Passages

Passages recensione film di Ira Sachs con Ben Whishaw, Franz Rogowski e Adèle Exarchopoulos

Un triangolo senza soluzione nel nuovoe avvincente film di Ira Sachs

Passages di Ira Sachs (Credits: Lucky Red distribuzione)
Passages di Ira Sachs (Credits: Lucky Red distribuzione)

Passages recensione film di Ira Sachs con Ben Whishaw, Franz Rogowski e Adèle Exarchopoulos.

 

Premiere al Sundance FF 2023 e doppia candidatura alla 73ª edizione del Festival internazionale del cinema di Berlino, Passages è l’ottavo feature diretto dal regista americano Ira Sachs.

Il film, distribuito da MUBI, è scritto a quattro mani con Mauricio Zacharias. Tra i due è ormai un sodalizio iniziato nel 2012 con “Keep the Lights On”, passato poi per “Love is Strange” (2014) con Alfred Molina e John Lithgow, storia di un amore maturo.

Passages, invece, non è affatto un film maturo, ma piuttosto un’avventura rischiosa, come affermato dal regista stesso. La vita di un uomo che sembra essere la definizione di istinto puro, capace di perdersi tra le indefinite strade dell’improvvisazione concesse da Sachs. Estro che rientra tra gli elementi fondanti e necessari per creare una regia cruda, reale che fa dei corpi sudati e dei piedi sporchi la propria cifra stilistica.

Passages di Ira Sachs (Credits: Lucky Red distribuzione)
Passages di Ira Sachs (Credits: Lucky Red distribuzione)

All’inizio ci troviamo su un set cinematografico, dove il giovane regista tedesco Tomas Freiburg, interpretato da un ottimo Franz Rogowski, sta organizzando il suo film.

Una sequenza che incarna perfettamente la personalità di Tomas e il suo modo di relazionarsi con gli altri. Le comparse appaiono come pedine, da lui posizionate strategicamente per formare un triangolo, una figura asimmetrica che coinvolge lui, suo marito Martin (interpretato da Ben Whishaw) e Agathe (interpretata da Adèle Exarchopoulos).
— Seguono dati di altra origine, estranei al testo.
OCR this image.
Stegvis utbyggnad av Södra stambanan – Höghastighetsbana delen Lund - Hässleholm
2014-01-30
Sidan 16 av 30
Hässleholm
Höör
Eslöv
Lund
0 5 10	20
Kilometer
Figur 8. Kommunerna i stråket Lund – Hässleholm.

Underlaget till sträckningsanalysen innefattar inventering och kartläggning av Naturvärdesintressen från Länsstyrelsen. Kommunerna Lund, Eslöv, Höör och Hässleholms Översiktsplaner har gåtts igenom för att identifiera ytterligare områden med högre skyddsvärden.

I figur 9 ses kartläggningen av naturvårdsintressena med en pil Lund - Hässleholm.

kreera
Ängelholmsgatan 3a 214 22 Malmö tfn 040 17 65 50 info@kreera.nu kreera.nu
Tuttavia, questo triangolo esiste solo nella mente del protagonista, che è incapace di comprendere sé stesso ed essere capito dagli altri.

Un uomo con in mano un potere che lo condurrà lentamente all’umiliazione, attraverso la trasgressione e gli errori commessi nel vivere la sua vita come se fosse un film, trainando con sé sentimenti tossici, artificiali.

Attraverso la sua regia, Sachs è ritornato indietro nel tempo, esplorando gli anni ’70 e ’80 ed immergendosi nel mondo cinematografico di Akerman e Visconti. Periodo in cui il cinema era, a suo dire, meno represso e in cui era lecito concepire un certo tipo di immagini secondo una visione più libera, diretta, senza mezzi termini.

Un aspetto, questo, che si ricollega naturalmente al rapporto che il regista ha avuto nei confronti di una delle tematiche che apparentemente danno nerbo al film: il concetto di identità. Passages non è una pellicola gender fluid, ma una storia sul gap tra ciò che si possiede e ciò che si desidera. Il racconto di un  bramoso desiderio scaturito unicamente dal piacere. Un piacere indefinito, puro e privo di etichette.

Un’opera che esplora la discesa del narcisismo, una violenta picchiata che, paradossalmente, consente la crescita e la maturazione, come accade quando si cessa di essere bambini.

Se analizzato da questa prospettiva, si può notare l’emergere di un legame narrativo non del tutto improbabile tra Passages e Love is Strange. Due storie che raccontano la relazione in due fasi differenti della vita ma che si uniscono in un unico flusso, un flusso che conduce verso l’accettazione del proprio stato attraverso il trascorrere del tempo, antagonista dell’istinto.

Passages di Ira Sachs (Credits: Lucky Red distribuzione)
Passages di Ira Sachs (Credits: Lucky Red distribuzione)

Martin e Agathe sono due vittime di un gioco egoista a cui decidono comunque di prendere parte. Sachs riesce perfettamente a rappresentare l’impossibilità di reprimere il piacere se questo sconfina nella sfera del sentimento. Un binomio che diventa tossico quando vissuto nel più totale individualismo, generando un loop da cui è possibile uscire se non soltanto dopo aver provato quel tipo di dolore che assomiglia a una coltellata nel petto.

 

Sintesi

Un triangolo che non si chiude. Una regia cruda e sensuale che sa essere tagliente nel raccontare la confusione di un uomo incapace di gestire il proprio potere. Ira Sachs utilizza il personaggio di Tomas per esplorare le conseguenze di essere sé stessi.